Zoals ik al eerder heb gezegd: de oudste vertaling die we van Naghel kennen is die van de Legenda aurea van Jacobus de Voragine. Naghel voltooide zijn vertaling op 9 januari 1357 (In navolging van Coun (1980, p. 197) en Kors (2007, p. 169-182) corrigeer ik de data naar de Nieuwjaarsstijl) en op basis van de handschriftelijke overlevering kunnen we alleen maar stellen dat het een ’bestseller’ was. We kennen er meer dan honderdvijftig handschriften van en de tekst is tussen 1478 en 1516 dertien keer in volledige dan wel verkorte vorm gedrukt. Wanneer we deze ruime overlevering relateren aan de grote omvang van de tekst - in het handschrift Brussel, K.B., 15140 telt het bijvoorbeeld meer dan 400 bladen - dan wordt duidelijk dat het belang van deze vertaling nauwelijks overschat kan worden. Voor het onderzoek naar de vertaalactiviteiten van Naghel en - in bredere zin: de Hernse kartuis - levert deze vertaling een opmerkelijke casus. Er zijn enkele legenden die geplaagd worden door opmerkelijke vertaalfouten - fouten die we van een vertaler van het kaliber van Naghel eigenlijk niet zouden verwachten (zie hierover Berteloot en Hlatky 2003), en die tot verschillende speculaties aanleiding kunnen geven. Moeten we ten overstaan van deze vertaalfouten met de hand over het hart strijken en zeggen ’Ach ja, het was dan ook zijn eersteling, en alles moet geleerd worden?’ Of is het denkbaar dat Naghel de vertaling niet helemaal zelf gemaakt heeft, maar voortbouwde op een bestaande partiële vertaling van de tekst? Het is ook voorstelbaar dat de vertaling in circulatie kwam voordat de kartuizer zijn tekst grondig had kunnen controleren en corrigeren. Dat de vertaling zeer snel in omloop kwam wordt bewezen door een van de oudste Middelnederlandse handschriften van papier, dat zich heden ten dage in Brugge in het Sint-Janshospitaal (zonder signatuur) bevindt: dit helaas onvolledige handschrift stamt uit 1358 en is naar alle waarschijnlijkheid een direkt afschrift van Naghels autograaf. Het schrift wijst op kopieerwerk door beroepskopiisten, maar dat laat onverlet dat het een zeer haastig gemaakt en slordig afschrift lijkt - blijkbaar was er haast bij!

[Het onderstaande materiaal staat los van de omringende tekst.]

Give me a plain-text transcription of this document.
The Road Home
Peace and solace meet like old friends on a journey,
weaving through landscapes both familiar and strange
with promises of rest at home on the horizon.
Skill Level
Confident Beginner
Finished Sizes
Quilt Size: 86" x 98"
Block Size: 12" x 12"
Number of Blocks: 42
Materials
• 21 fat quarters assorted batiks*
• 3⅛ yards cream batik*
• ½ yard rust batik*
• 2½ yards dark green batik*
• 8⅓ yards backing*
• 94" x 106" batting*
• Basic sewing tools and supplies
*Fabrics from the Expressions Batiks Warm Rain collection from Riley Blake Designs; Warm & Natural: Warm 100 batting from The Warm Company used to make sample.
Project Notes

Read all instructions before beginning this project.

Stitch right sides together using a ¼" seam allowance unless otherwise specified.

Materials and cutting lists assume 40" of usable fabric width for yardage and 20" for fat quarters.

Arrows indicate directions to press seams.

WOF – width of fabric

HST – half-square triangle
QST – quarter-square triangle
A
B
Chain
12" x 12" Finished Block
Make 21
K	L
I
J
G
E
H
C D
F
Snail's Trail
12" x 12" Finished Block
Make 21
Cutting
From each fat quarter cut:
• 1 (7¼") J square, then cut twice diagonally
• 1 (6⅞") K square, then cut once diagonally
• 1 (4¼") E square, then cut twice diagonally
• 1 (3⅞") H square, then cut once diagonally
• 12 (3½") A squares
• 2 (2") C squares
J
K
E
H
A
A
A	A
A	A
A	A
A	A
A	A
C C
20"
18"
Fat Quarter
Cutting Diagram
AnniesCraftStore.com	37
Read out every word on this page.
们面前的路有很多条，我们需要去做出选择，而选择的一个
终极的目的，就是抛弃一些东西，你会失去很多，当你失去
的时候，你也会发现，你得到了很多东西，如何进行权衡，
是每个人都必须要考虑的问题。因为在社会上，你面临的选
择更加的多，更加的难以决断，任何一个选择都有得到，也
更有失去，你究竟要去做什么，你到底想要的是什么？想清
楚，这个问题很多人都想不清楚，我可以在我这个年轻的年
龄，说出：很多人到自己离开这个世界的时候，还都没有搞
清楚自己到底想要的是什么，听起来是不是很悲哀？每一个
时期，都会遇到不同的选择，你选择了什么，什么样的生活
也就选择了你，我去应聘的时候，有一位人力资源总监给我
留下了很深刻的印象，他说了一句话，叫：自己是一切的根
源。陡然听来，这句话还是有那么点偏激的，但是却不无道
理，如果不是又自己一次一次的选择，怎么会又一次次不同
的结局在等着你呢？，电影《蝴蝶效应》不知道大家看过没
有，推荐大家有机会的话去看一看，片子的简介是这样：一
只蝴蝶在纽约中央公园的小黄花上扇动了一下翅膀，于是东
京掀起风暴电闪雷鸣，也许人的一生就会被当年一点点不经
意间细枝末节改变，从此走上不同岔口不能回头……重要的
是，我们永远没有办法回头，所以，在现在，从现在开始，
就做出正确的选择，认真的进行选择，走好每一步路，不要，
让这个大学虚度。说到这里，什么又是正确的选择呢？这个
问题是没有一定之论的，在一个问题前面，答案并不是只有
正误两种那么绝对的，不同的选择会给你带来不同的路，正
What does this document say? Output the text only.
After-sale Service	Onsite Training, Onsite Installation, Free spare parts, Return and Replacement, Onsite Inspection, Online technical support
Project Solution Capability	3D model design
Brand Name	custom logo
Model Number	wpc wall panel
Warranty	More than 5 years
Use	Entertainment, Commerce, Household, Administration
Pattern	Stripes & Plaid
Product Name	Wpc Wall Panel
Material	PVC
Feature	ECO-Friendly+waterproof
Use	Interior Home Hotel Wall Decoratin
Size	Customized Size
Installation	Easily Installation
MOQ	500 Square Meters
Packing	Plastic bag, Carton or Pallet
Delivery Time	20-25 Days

Naghels tweede vertaalproject is qua omvang heel wel vergelijkbaar met zijn Legenda aurea-vertaling, maar in dit geval betreft het een complexe onderneming waaraan hij zo’n 20 jaar gewerkt heeft en het resultaat daarvan laat zich nog het beste betitelen als de Hernse bijbel. Het begin van dit project ligt in de vroege jaren ’60 van de veertiende eeuw en het begint met een grote, tweedelige historiebijbel die Naghel vervaardigde op verzoek van de Brusselse patriciër Jan Taye. Op 12 juni 1360 voltooide hij de Eerste partie en op 23 juni 1361 de tweede. Van deze historiebijbel zijn nog meer dan vijftig, voornamelijk vijftiende-eeuwse handschriften bekend, maar daarvan zijn er geen twee identiek (Over de handschriftelijke overlevering zie Biemans 1984 (passim)). Dankzij het puzzelwerk van Mikel Kors hebben we evenwel een goed zicht op wat die historiebijbel bevatte (Zie Kors 2007, p. 33-46). We kunnen meteen vaststellen dat Naghel geen historiebijbel in de strikte zin van het woord - een parafrase van de de historische boeken van de bijbel - heeft geproduceerd (Zie Kors 2007, p. 33-46). De meeste bijbelboeken zijn volledig en getrouw naar de Vulgaat vertaald; enkele, zoals bijvoorbeeld Esdras en Nehemia, werden bewerkt naar de Historia scholastica van Petrus Comestor, de historiebijbel par excellence. Eigenlijk kunnen we stellen dat er in deze historiebijbel een zuivere vertaling van een groot deel van de Vulgaat schuilgaat. Naghel doorspekte de vertalingen van de Vulgaatdelen weliswaar met glossen en commentaren, waarvoor hij teruggreep op de Historia scholastica en andere teksten (Latijnse of Middelnederlandse), maar hij hield deze toevoegingen zorgvuldig gescheiden van de Vulgaattekst. In zijn eigen proloog op de Pentateuch onderstreept hij het belang van deze grafische scheiding, ik parafraseer:

En verder moet men in het oog vatten dat ik, juist omdat de bijbel op vele plaatsen moeilijk te begrijpen is, wanneer het maar nuttig en profijtelijk is [voor de lezer] zal putten uit de Scolastica Historia en dat naast de tekst zal zetten. Maar dat zal ik wel overal onderscheiden, waar het begint en waar het eindigt, met rode inkt. En wie later dit boek wil gebruiken om er een afschrift van te maken, die moet goed opletten en erop toezien dat hij het overschrijft zoals het is georganiseerd, anders zal hij dit werk ernstig in diskrediet brengen en de vruchten van zijn inspanningen verliezen (Echter soe sal men weten ende verstaen, om dat die bible in menigher stat es soe doncker van verstandenissen, soe sal ic tallen stede daert profijt ende orbere wesen sal, nemen uut Scolastica Historia ende settent biden texte, mer dat salic wel tallen steden onderscheiden, waert beghint ende eynde neemt, met roden encke. Ende soe wie hier namaels uut desen boeke enen anderen scryven wilt, hi moet naerstelijc merken ende hem wachten dat hine scryve alsoe dese gheordineert es, of hi soude dwerc seer blameren ende sijn pine verliesen (De Bruin 1977-1978, I-1, 4)).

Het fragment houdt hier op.